NEHS Digital hébergera les données
Cette base de données doit servir "aux chercheurs institutionnels et privés" pour "mettre en œuvre des algorithmes de diagnostic et pronostic" afin de faciliter la prise en charge des malades. Le projet est également piloté par le Collège des enseignants en radiologie de France (CERF) et l'association DRIM France IA, qui est responsable du développement de l'IA en radiologie. L'aspect technique va être géré par la Société française éditrice de logiciels médicaux NEHS Digital. En tant qu'hébergeur de données de santé, elle sera en charge de stocker les clichés et mettra à disposition son portail.
Chaque projet de recherche sera examiné par le comité scientifique de DRIM France IA en lien avec le comité d'éthique de la société française de radiologie. Un avis favorable et un accord du responsable de traitement et du sous-traitant technique intervenant dans le cadre de ce projet seront indispensables à l’exploitation de la base de données. Le recueil des scanners pourra également se faire par le réseau de serveurs Nexus déjà mis en place dans une grande partie des établissements de santé français.
Consentement obligatoire des patients
Conformément au Règlement général sur la protection des données (RGPD), les patients devront consentir au recueil et à la réutilisation de leurs scanners. La Société française de radiologie met d'ailleurs à disposition une "lettre d'information et de non-opposition" dans laquelle il est expliqué que "les clichés radiologiques collectés seront pseudonymisés" et "conservés dans une durée limite de deux ans après la dernière publication scientifique".

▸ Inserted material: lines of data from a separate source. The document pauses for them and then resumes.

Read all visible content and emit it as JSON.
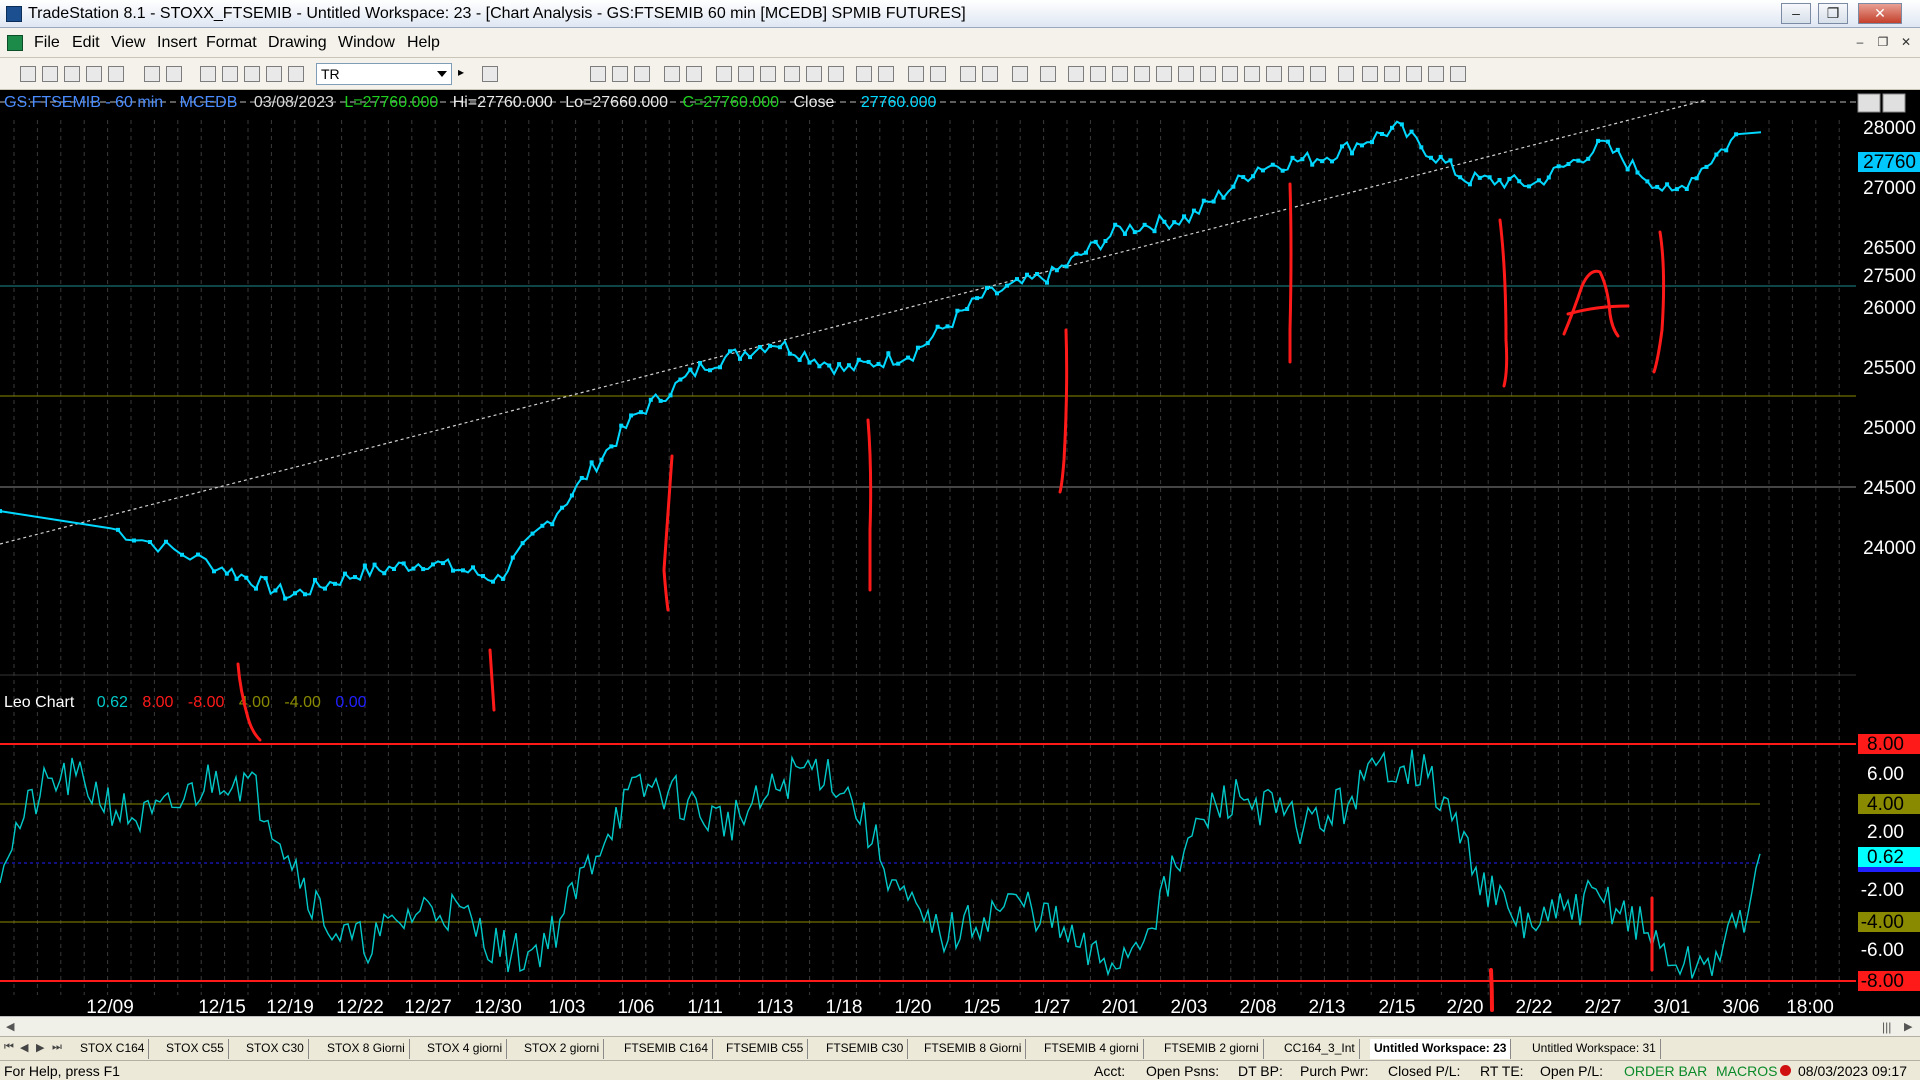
{
  "window": {
    "title": "TradeStation 8.1 - STOXX_FTSEMIB - Untitled Workspace:  23 - [Chart Analysis - GS:FTSEMIB  60 min  [MCEDB] SPMIB FUTURES]",
    "minimize": "‒",
    "maximize": "❐",
    "close": "✕"
  },
  "menu": {
    "items": [
      "File",
      "Edit",
      "View",
      "Insert",
      "Format",
      "Drawing",
      "Window",
      "Help"
    ]
  },
  "toolbar": {
    "symbol_value": "TR"
  },
  "chart": {
    "header": {
      "symbol_interval": "GS:FTSEMIB - 60 min",
      "exchange": "MCEDB",
      "date": "03/08/2023",
      "last": "L=27760.000",
      "high": "Hi=27760.000",
      "low": "Lo=27660.000",
      "close_eq": "C=27760.000",
      "close_label": "Close",
      "close_value": "27760.000"
    },
    "colors": {
      "price": "#00d8ff",
      "indicator": "#00c8c8",
      "red": "#ff1a1a",
      "olive": "#8a8a00",
      "blue": "#2020ff",
      "text_green": "#20d020",
      "header_blue": "#4a8cff"
    },
    "price_axis": {
      "ticks": [
        "28000",
        "27500",
        "27000",
        "26500",
        "26000",
        "25500",
        "25000",
        "24500",
        "24000"
      ],
      "last_price_label": "27760"
    },
    "indicator": {
      "name": "Leo Chart",
      "values": [
        "0.62",
        "8.00",
        "-8.00",
        "4.00",
        "-4.00",
        "0.00"
      ],
      "axis_ticks": [
        "6.00",
        "2.00",
        "-2.00",
        "-6.00"
      ],
      "tag_8": "8.00",
      "tag_4": "4.00",
      "tag_0": "0.62",
      "tag_m4": "-4.00",
      "tag_m8": "-8.00"
    },
    "time_axis": [
      "12/09",
      "12/15",
      "12/19",
      "12/22",
      "12/27",
      "12/30",
      "1/03",
      "1/06",
      "1/11",
      "1/13",
      "1/18",
      "1/20",
      "1/25",
      "1/27",
      "2/01",
      "2/03",
      "2/08",
      "2/13",
      "2/15",
      "2/20",
      "2/22",
      "2/27",
      "3/01",
      "3/06",
      "18:00"
    ]
  },
  "chart_data": {
    "type": "line",
    "title": "GS:FTSEMIB - 60 min",
    "x": [
      "12/09",
      "12/15",
      "12/19",
      "12/22",
      "12/27",
      "12/30",
      "1/03",
      "1/06",
      "1/11",
      "1/13",
      "1/18",
      "1/20",
      "1/25",
      "1/27",
      "2/01",
      "2/03",
      "2/08",
      "2/13",
      "2/15",
      "2/20",
      "2/22",
      "2/27",
      "3/01",
      "3/06"
    ],
    "series": [
      {
        "values": [
          24250,
          23900,
          23650,
          23850,
          23950,
          23800,
          24500,
          25250,
          25700,
          25900,
          25650,
          25800,
          26300,
          26500,
          26900,
          27000,
          27450,
          27550,
          27800,
          27350,
          27300,
          27650,
          27200,
          27760
        ]
      }
    ],
    "ylim": [
      23700,
      28100
    ],
    "indicator": {
      "name": "Leo Chart",
      "last": 0.62,
      "levels": [
        8,
        4,
        0,
        -4,
        -8
      ]
    }
  },
  "bottom": {
    "tabs": [
      "STOX C164",
      "STOX C55",
      "STOX  C30",
      "STOX  8 Giorni",
      "STOX 4 giorni",
      "STOX  2 giorni",
      "FTSEMIB C164",
      "FTSEMIB C55",
      "FTSEMIB C30",
      "FTSEMIB  8 Giorni",
      "FTSEMIB  4 giorni",
      "FTSEMIB  2 giorni",
      "CC164_3_Int",
      "Untitled Workspace:  23",
      "Untitled Workspace:  31"
    ]
  },
  "status": {
    "help": "For Help, press F1",
    "acct": "Acct:",
    "open_psns": "Open Psns:",
    "dt_bp": "DT BP:",
    "purch_pwr": "Purch Pwr:",
    "closed_pl": "Closed P/L:",
    "rt_te": "RT TE:",
    "open_pl": "Open P/L:",
    "order_bar": "ORDER BAR",
    "macros": "MACROS",
    "datetime": "08/03/2023 09:17"
  }
}
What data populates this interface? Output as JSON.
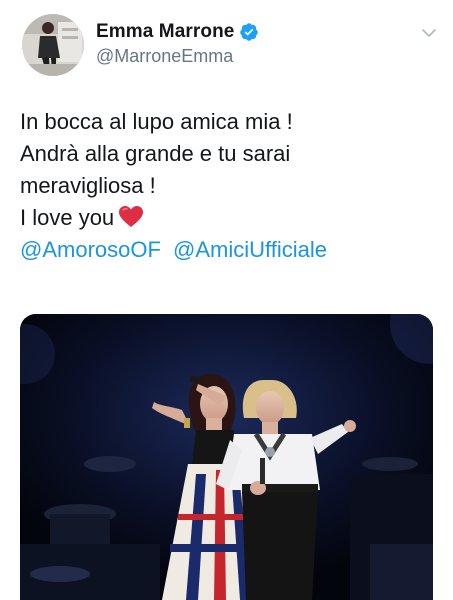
{
  "author": {
    "display_name": "Emma Marrone",
    "handle": "@MarroneEmma",
    "verified": true,
    "avatar_icon": "profile-photo",
    "verified_icon": "verified-badge-icon"
  },
  "tweet": {
    "lines": [
      "In bocca al lupo amica mia !",
      "Andrà alla grande e tu sarai",
      "meravigliosa !",
      "I love you"
    ],
    "emoji": "red-heart",
    "mentions": [
      "@AmorosoOF",
      "@AmiciUfficiale"
    ]
  },
  "media": {
    "type": "photo",
    "description_icon": "concert-photo"
  },
  "colors": {
    "text": "#14171a",
    "secondary": "#657786",
    "link": "#1b95e0",
    "verified": "#1da1f2",
    "heart": "#e0245e"
  }
}
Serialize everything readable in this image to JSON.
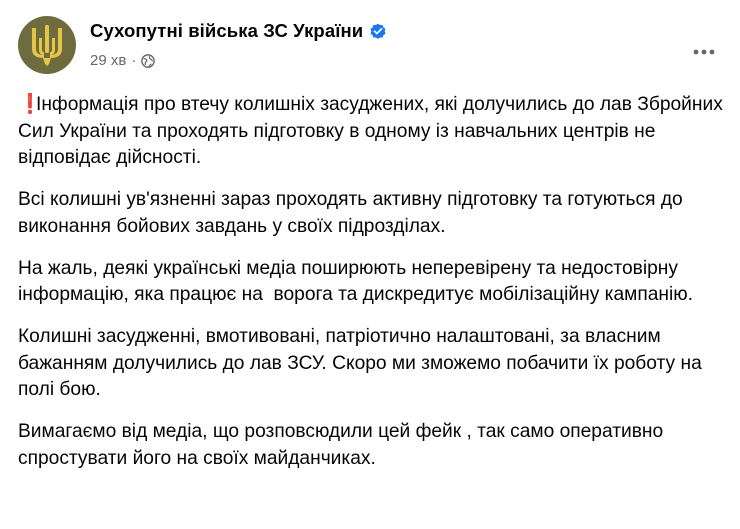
{
  "post": {
    "author": {
      "name": "Сухопутні війська ЗС України",
      "verified": true,
      "avatar_icon": "trident-emblem-icon",
      "avatar_bg": "#6e6b3f",
      "emblem_color": "#e6c44a"
    },
    "meta": {
      "time": "29 хв",
      "separator": "·",
      "audience_icon": "globe-icon"
    },
    "more_icon": "more-options-icon",
    "paragraphs": [
      {
        "prefix": "❗",
        "text": "Інформація про втечу колишніх засуджених, які долучились до лав Збройних Сил України та проходять підготовку в одному із навчальних центрів не відповідає дійсності."
      },
      {
        "text": "Всі колишні ув'язненні зараз проходять активну підготовку та готуються до виконання бойових завдань у своїх підрозділах."
      },
      {
        "text": "На жаль, деякі українські медіа поширюють неперевірену та недостовірну інформацію, яка працює на  ворога та дискредитує мобілізаційну кампанію."
      },
      {
        "text": "Колишні засудженні, вмотивовані, патріотично налаштовані, за власним бажанням долучились до лав ЗСУ. Скоро ми зможемо побачити їх роботу на полі бою."
      },
      {
        "text": "Вимагаємо від медіа, що розповсюдили цей фейк , так само оперативно спростувати його на своїх майданчиках."
      }
    ]
  },
  "colors": {
    "text": "#050505",
    "secondary": "#65676b",
    "verified": "#1877f2",
    "exclaim": "#e0262c"
  }
}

La Chine a été le premier pays à développer des algorithmes pour détecter les signes du SARS-CoV-2 dans les scanners thoraciques. Début mars 2020, une équipe de médecins de l'hôpital de Zhongnan, à Wuhan, en Chine, a conçu un logiciel pour détecter les signes cliniques d'une pneumonie, pathologie parfois associée à la maladie. Le réseau de neurones a été entraîné sur plus de 2000 clichés d'imagerie médicale des premiers patients infectés.